The key elements of this system are the sensors, the torque rod and a set of two algorithms. The determination algorithms comprise the first set. These algorithms ingest data from different sensors, including light intensity from the sun sensors, magnetic field readings from the magnetometers, and rotation rates from the gyroscopes. The algorithms then combine these data in an intelligent manner to calculate the direction in which the spacecraft is pointing. 

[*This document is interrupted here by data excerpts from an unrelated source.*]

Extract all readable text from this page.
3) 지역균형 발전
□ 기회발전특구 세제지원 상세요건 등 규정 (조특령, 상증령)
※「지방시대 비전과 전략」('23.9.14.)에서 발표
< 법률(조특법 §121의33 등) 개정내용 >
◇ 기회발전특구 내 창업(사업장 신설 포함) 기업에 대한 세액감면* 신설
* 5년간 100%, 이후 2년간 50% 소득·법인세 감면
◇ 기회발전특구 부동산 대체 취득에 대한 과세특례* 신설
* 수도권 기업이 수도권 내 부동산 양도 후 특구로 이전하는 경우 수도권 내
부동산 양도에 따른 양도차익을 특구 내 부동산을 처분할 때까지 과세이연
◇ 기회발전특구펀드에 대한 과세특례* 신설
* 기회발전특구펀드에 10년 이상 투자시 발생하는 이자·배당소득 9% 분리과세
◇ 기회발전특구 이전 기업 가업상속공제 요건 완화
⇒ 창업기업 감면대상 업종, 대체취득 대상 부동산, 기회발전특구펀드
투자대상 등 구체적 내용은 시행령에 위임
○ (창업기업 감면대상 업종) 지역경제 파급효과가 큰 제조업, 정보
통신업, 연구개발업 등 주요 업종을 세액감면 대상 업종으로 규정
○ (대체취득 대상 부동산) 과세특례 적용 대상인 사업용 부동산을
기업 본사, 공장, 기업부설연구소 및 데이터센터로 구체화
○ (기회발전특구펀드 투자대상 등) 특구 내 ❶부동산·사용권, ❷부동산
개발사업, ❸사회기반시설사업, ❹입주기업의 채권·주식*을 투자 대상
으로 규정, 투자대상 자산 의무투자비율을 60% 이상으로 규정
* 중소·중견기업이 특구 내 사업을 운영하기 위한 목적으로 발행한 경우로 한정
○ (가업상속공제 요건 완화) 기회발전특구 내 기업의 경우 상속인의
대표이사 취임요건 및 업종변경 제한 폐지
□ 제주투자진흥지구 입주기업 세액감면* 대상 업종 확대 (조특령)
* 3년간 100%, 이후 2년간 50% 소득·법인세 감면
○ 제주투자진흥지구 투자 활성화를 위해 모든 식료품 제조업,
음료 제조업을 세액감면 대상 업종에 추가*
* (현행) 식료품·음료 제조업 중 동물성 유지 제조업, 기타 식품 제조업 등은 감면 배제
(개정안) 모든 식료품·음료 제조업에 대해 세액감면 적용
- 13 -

Once the CubeSat’s flight computer knows its attitude, which is output from the determination algorithm, the control algorithm computes how to adjust the spacecraft’s current attitude to its desired attitude. These algorithms calculate when to turn the torque rods on and off such that sufficient force is generated to properly orient the CubeSat. The control system works in close partnership with the determination system; at every point in time, the control system is receiving information regarding the CubeSat’s orientation and varying the current provided to the torque rods. This is known as a feedback control system. 

Extensive development and testing are needed to ensure that the ADCS works as designed once the CubeSat is deployed into orbit. Currently, the Challenger team is working towards finishing final testing and integration for all CubeSat systems. Once testing is complete, the Cubesat will be shipped to Europe for integration of the INMS, and then prepared for launch in late 2016!